3. **Play_all-subset ordering**: If individual playlists exist alongside
a play_all, check whether the individual playlists' clips are a subset
of the play_all clips. If `len(pa_episodes) > len(individual_eps)` and
individual clips ⊆ play_all clips, play_all should be preferred.
See `ordering.py` ~line 271.

### Too many episodes

1. **Duplicate detection**: Check `duplicate_groups` in analysis output.
Playlists with identical segment signatures should be deduplicated.

2. **Stream variant filtering**: Variant playlists (same content, different
audio codec) should be in `variant_mpls` set and excluded.

## Special Feature Count Wrong

### Missing specials

1. **Check IG hints for the specials page**: Extract and inspect IG menu
hints, particularly page 4+ (specials pages):

```python
from bdpl.bdmv.ig_stream import parse_ig_from_m2ts, extract_menu_hints
m2ts = Path('D:/BDMV/STREAM/00003.m2ts') # menu clip
ics = parse_ig_from_m2ts(m2ts)
hints = extract_menu_hints(ics)
for h in hints:
if h.jump_title is not None:
print(f'page={h.page_id} btn={h.button_id} JT({h.jump_title})')
```

2. **Chapter-selection page filtering**: Pages where ALL buttons have the
same JumpTitle value are treated as chapter-selection pages. Their
buttons are added to `chapter_selection_jt` and skipped during
commentary detection. This can cause false negatives when specials
pages also happen to route through a single title.

3. **Register-indirect JumpTitle**: `extract_menu_hints` reads `cmd.operand1`
as the JumpTitle value, but does NOT resolve register-indirect values
(when `imm_op1=False`, operand1 is a GPR number, not the title). All
buttons may show the same JT value even though they route differently
at runtime via MovieObject register checks.

4. **Title-hint supplement**: After IG-based detection, the code supplements
with title-hint entries. But playlists classified as `"episode"` or
`"play_all"` are skipped (line ~368 in `__init__.py`). If a playlist is
classified as `"episode"` but NOT actually used as an episode source
(episodes came from play_all), it should be treated as `"commentary"`.

5. **Variant filtering**: Check if the missing special's playlist is in the
`variant_mpls` set.
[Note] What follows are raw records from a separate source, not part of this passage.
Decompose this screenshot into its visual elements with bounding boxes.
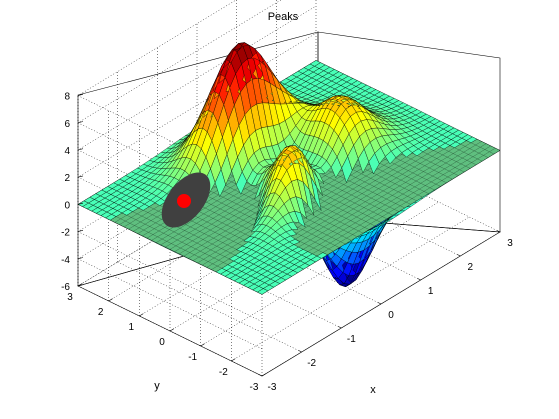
z-tick-label: -2 <box>61 228 70 239</box>
z-tick <box>77 94 84 96</box>
y-tick-label: 2 <box>98 307 104 318</box>
z-tick-label: 2 <box>64 173 70 184</box>
y-tick <box>169 328 175 332</box>
surface-patch <box>288 239 301 245</box>
x-tick-label: 3 <box>507 238 513 249</box>
y-axis: -3 -2 -1 0 1 2 3 <box>67 283 267 393</box>
z-tick <box>77 148 84 151</box>
y-axis-label: y <box>154 380 160 392</box>
surface-patch <box>310 176 322 211</box>
surface-plot <box>77 42 501 295</box>
x-tick <box>417 278 421 281</box>
y-tick <box>261 373 267 377</box>
z-axis: -6 -4 -2 0 2 4 6 8 <box>61 92 84 293</box>
y-tick-label: 0 <box>159 337 165 348</box>
x-tick-label: 1 <box>428 286 434 297</box>
z-tick-label: -4 <box>61 255 70 266</box>
y-tick <box>108 298 113 302</box>
z-tick <box>77 202 84 205</box>
marker-point <box>177 194 191 208</box>
x-tick <box>377 302 382 305</box>
z-tick-label: -6 <box>61 282 70 293</box>
y-tick <box>139 313 144 317</box>
y-tick <box>77 283 83 287</box>
x-tick <box>496 230 501 233</box>
z-tick-label: 4 <box>64 146 70 157</box>
floor-grid-line <box>231 216 470 362</box>
surface-patch <box>294 210 306 228</box>
surface-patch <box>316 252 328 259</box>
x-tick <box>298 350 302 353</box>
y-tick-label: -3 <box>250 382 259 393</box>
y-tick <box>200 343 205 347</box>
x-axis: -3 -2 -1 0 1 2 3 <box>258 230 513 393</box>
z-tick-label: 6 <box>64 119 70 130</box>
y-tick-label: -1 <box>188 352 197 363</box>
x-tick-label: 2 <box>468 262 474 273</box>
x-tick <box>338 326 342 329</box>
z-tick <box>77 257 84 260</box>
z-tick <box>77 175 84 178</box>
x-tick-label: -3 <box>268 382 277 393</box>
x-tick <box>457 254 461 257</box>
surface-patch <box>466 136 478 143</box>
x-axis-label: x <box>370 384 376 396</box>
x-tick-label: -1 <box>347 334 356 345</box>
x-tick <box>258 374 263 377</box>
marker-group <box>161 172 211 228</box>
z-tick <box>77 230 84 232</box>
y-tick <box>231 358 236 362</box>
chart-title: Peaks <box>268 11 299 23</box>
x-tick-label: -2 <box>307 358 316 369</box>
z-tick <box>77 121 84 124</box>
z-tick-label: 0 <box>64 200 70 211</box>
floor-grid-line <box>200 201 439 347</box>
y-tick-label: -2 <box>219 367 228 378</box>
surface-patch <box>285 229 297 237</box>
y-tick-label: 1 <box>129 322 135 333</box>
y-tick-label: 3 <box>67 292 73 303</box>
x-tick-label: 0 <box>388 310 394 321</box>
floor-grid-line <box>117 261 302 353</box>
z-tick-label: 8 <box>64 92 70 103</box>
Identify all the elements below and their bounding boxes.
Variant playlists are excluded from special detection.

### Extra specials

1. **Duplicate keys**: Check if multiple IG buttons reference the same
(playlist, chapter_start) combination. The `seen` set should deduplicate.

2. **Bumper/logo playlists**: Very short playlists (<30s) classified as
`bumper` should not appear as specials.

## Tracing the Detection Pipeline

For detailed tracing, inspect intermediate state:

```python
result = scan_disc(p, playlists, clips)

# Key analysis fields
hints = result.analysis.get('disc_hints', {})
cls = result.analysis.get('classifications', {})
ig = hints.get('ig_menu', {})
title_pl = hints.get('title_playlists', {})

# Episode source playlists
ep_playlists = {ep.playlist for ep in result.episodes}

# What the IG buttons target
ig_raw = hints.get('ig_hints_raw', [])
for h in sorted(ig_raw, key=lambda x: (x.page_id, x.button_id)):
if h.jump_title:
title_idx = h.jump_title - 1
target_pl = title_pl.get(title_idx)
print(f'p{h.page_id} b{h.button_id}: JT({h.jump_title}) -> title {title_idx} -> pl {target_pl}')
```

## Key Code Locations

| Component | File | Key Lines |
|-----------|------|-----------|
| Special feature detection | `analyze/__init__.py` | `_detect_special_features()` |
| Chapter-selection heuristic | `analyze/__init__.py` | `chapter_selection_jt` set |
| Title-hint supplement | `analyze/__init__.py` | After IG hints loop |
| Commentary relabeling | `analyze/__init__.py` | Post-loop `f.category == "episode"` |
| Play_all-subset ordering | `analyze/ordering.py` | `indiv_clips <= pa_clips` check |
| IG hint extraction | `bdmv/ig_stream.py` | `extract_menu_hints()` |
| ICS fallback loading | `analyze/__init__.py` | `_parse_ig_hints()` |

## Known Limitations

- **Register-indirect JumpTitle** is not resolved. When all IG buttons use
`SET GPR[n] = value; JumpTitle(GPR[n])`, the code reads the register
number as the title, not the value. The MovieObject handles routing via
PSR[10] (selected button ID) at runtime.

- **Multi-feature playlists** with register-based chapter selection
(SET reg2 before JumpTitle) are supported, but only when `imm_op2=True`
(immediate value). Register-indirect chapter indices are not resolved.